Symbolic picture: Colourbox.
Argumentation is omnipresent, whether in politics, on the job market or in private life. ‘We exchange arguments in all kinds of situations,’ says Professor Annette Hautli-Janisz, assistant professor (Juniorprofessor) of Natural Language Processing at the University of Passau. At the start of the lecture series on ‘Artificial intelligence – between hype and reality’, which is taking place in June and July at the University of Passau, she discussed with Professor Henning Wachsmuth from the Institute for Artificial Intelligence at the University of Hanover how good Large Language Models (LLMs) are at arguing – and where their limits lie.
Both researchers come from the field of Natural Language Processing, which is a subfield of Artificial Intelligence that deals with the understanding and generation of language by machines.
What LLMs can and cannot do – insights into ongoing research
How LLMs can be tamed: Professor Henning Wachsmuth and his team investigated whether Large Language Models are capable of defusing offensive statements without changing their content. To do this, they had an AI model and humans revise comments, which they then presented to humans for evaluation in a second step. The machine-generated versions were actually rated as more successful than the human revisions. In a further step, they tested the extent to which the LLM could solve any argumentative tasks. Here, the AI model reached its limits: the systems are not designed to support critical thinking, but to follow instructions as best as possible, according to the researcher.
LLMs for impersonating politicians: A team led by Professor Hautli-Janisz and Steffen Herbold, Professor of AI Engineering at the University of Passau, studied whether LLMs can convincingly impersonate politicians. The researchers used a data set of written questions and answers from the British political talk show BBC Question Time. They also had an LLM generate artificial answers and presented the versions to British citizens for evaluation. The respondents were initially unaware that a machine was being used. One outcome was that the participants consistently rated the imitated responses as more authentic, coherent and relevant than the politicians' statements. Professor Hautli-Janisz concludes that 'LLMs are so good that they can demonstrably mislead people'. The study has been published as a preprint and is currently undergoing peer review.
AI as a probation judge in the justice system: A team led by Professor Hautli-Janisz investigated how LLMs perform as parole commissioners. The reason: In the US state of Pennsylvania, artificial intelligence is already being used to support court decisions. The researchers used a dataset of parole hearings from the US state of California that is publicly available. They anonymized the hearing transcripts and let the LLM make decisions based on them. The result: ‘In 60 percent of cases, the AI model replicated the parole commissioner’s decision.’ In 20 percent of cases, however, the generative model made stricter decisions and denied parole. The researcher emphasized that the use of AI in the administration of justice raises major ethical questions. The study has not yet been published.
Idea – LLMs as intelligent parrots

Professor Annette Hautli-Janisz explains the idea behind ‘reasonable parrots’ in the lecture series.
LLMs can be rhetorically skillful, but they only follow instructions and do not encourage critical thinking. Can this be changed? An interdisciplinary research team, including Professor Hautli-Janisz and her guest Professor Wachsmuth, has developed an idea – with a particular focus on the use of technology by children and young people. The researchers condition the AI model to take on the role of different philosophical parrots and engage users in critical discussions. The approach could open up new avenues for an educationally valuable access to the technology.
These topics are just a small excerpt from the field of computational linguistics. A glance at the figures shows just how large this field is: according to Professor Hautli-Janisz, 10,900 research papers with the keyword ChatGPT were published until May 2025 alone – and 27,800 with the abbreviation LLM. Compared to the same period last year, this represents almost a doubling or tripling.
Conclusion: Are LLMs capable of argumentation?

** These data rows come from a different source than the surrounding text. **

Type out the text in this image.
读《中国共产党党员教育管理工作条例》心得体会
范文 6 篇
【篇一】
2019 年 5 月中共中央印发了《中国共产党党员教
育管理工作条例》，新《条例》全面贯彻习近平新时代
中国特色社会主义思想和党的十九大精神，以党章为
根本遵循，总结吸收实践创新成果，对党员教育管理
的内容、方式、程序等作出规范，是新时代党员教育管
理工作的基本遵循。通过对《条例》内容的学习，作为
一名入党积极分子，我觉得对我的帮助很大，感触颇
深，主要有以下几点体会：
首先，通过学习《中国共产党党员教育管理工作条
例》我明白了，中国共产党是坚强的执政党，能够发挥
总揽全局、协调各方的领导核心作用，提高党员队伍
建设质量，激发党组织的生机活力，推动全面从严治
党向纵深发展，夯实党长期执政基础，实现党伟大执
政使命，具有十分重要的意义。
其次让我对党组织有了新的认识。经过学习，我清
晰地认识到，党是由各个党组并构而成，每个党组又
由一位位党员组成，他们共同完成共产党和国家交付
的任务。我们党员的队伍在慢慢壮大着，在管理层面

LLMs may seem convincing, but the technology is based on ‘argumentum ad populum’, or popular opinion, explains Professor Hautli-Janisz. This means that anything that occurs often enough in the training data is considered plausible by the model – a classic fallacy: a statement is justified by the fact that a majority believes it. ‘To master argumentation, you not only have to be able to generate it, but also to analyze it,’ says Professor Hautli-Janisz. Language models can do this for individual, specific tasks. However, it is still difficult to make general statements about their performance.
This text was machine-translated from German.
Professor Annette Hautli-Janisz
How to process and interpret natural language using automated methods?
How to process and interpret natural language using automated methods?
Professor Annette Hautli-Janisz has been Assistant Professor of Computational Rhetoric and Natural Language Processing at the University of Passau since 2022. She is also an Associate Member of the Centre for Argument Technology at the University of Dundee and heads the Steinbeis Transfer Center for Linguistic Data Analysis. Before that, she had worked as a junior research group leader at the University of Konstanz. Her research is funded by the German Research Foundation (the excellence cluster "Politics of Inequality" at the University of Konstanz) and the Volkswagen Foundation (funding line "AI and the Future of Society").